As other bacterial species were also isolated in the specimen, it is difficult to know how much of the disease process can specifically be attributed to K. gyiorum, but we suspect that the patient's worsening respiratory status can be attributed to infection with P. aeruginosa and S. maltophilia. Kerstersia spp. have been isolated from human sputum samples and may be a previously unidentified colonizer of the upper respiratory tract. Thus, patients with long-term tracheotomies or who are chronically aspirating may be at risk of lower respiratory infection with this organism.

There are only two prior descriptions of this species exhibiting a spreading edge morphology on blood and chocolate agar [7], but based on these three cases, these phenotypes may be characteristic of K. gyiorum. The spreading morphology distinguishes K. gyiorum from Acinetobacter spp., which are also oxidase negative, nonfermenting Gram-negative bacilli. With relation to the antibiotic sensitivity, our isolate was susceptible to aminoglycosides, to ciprofloxacin, and to broad-spectrum cephalosporins, results which are in agreement with those published by Coenye et al. [4].

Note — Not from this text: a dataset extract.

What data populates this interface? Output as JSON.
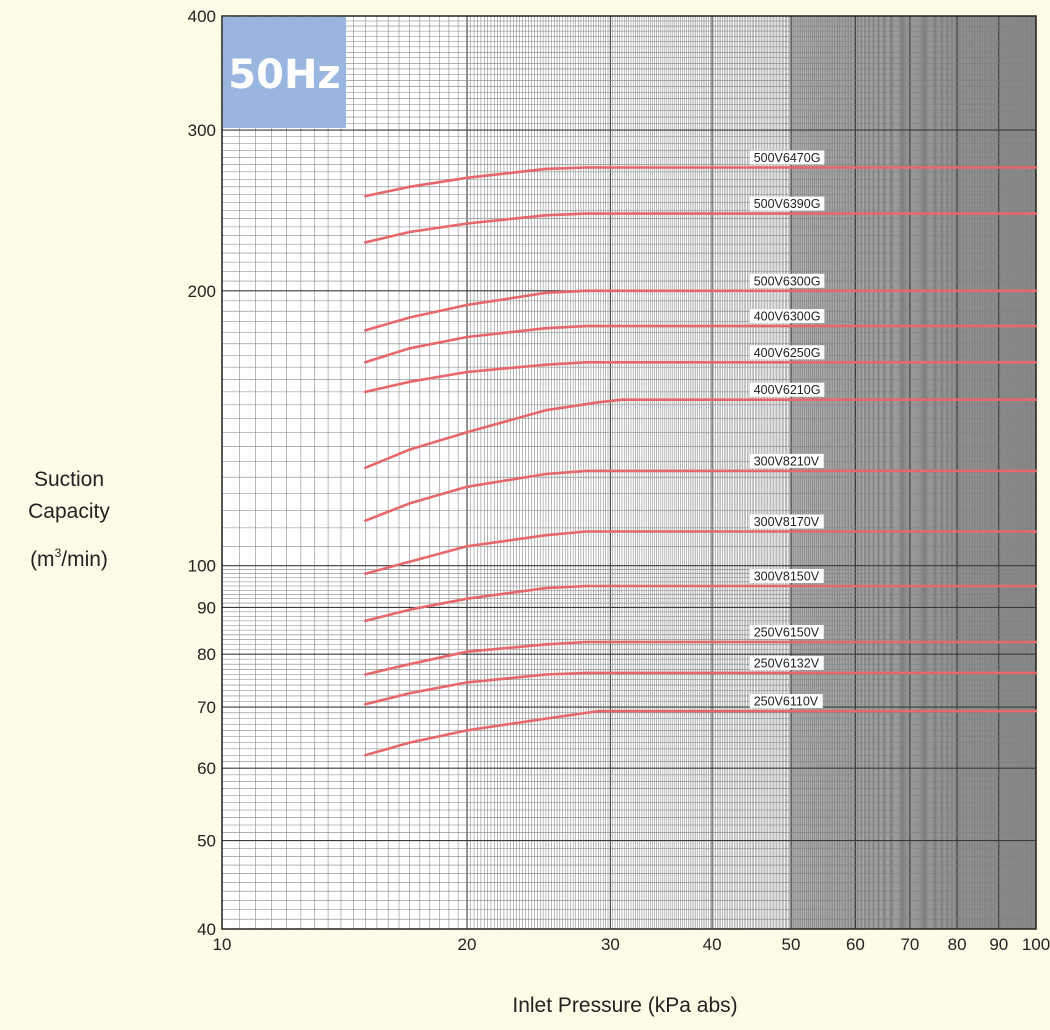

As noted by Pence et al., because of the unusual nature of these isolates, it is unlikely that we would have been able to assign an identification solely using biochemical methods. K. gyiorum is not included in the databases of most commercial systems, and thus, MALDI-TOF MS or sequencing techniques need to be used [7]. In an effort to expedite timely, effective antimicrobial therapy for our patients with pneumonia, our institution implemented MALDIT-TOF MS testing for all respiratory isolates in June 2012. As identification methods such as MALDI-TOF MS and 16S rRNA gene sequencing become more widely adopted in clinical laboratories, an increasing number of atypical organisms are likely to be identified.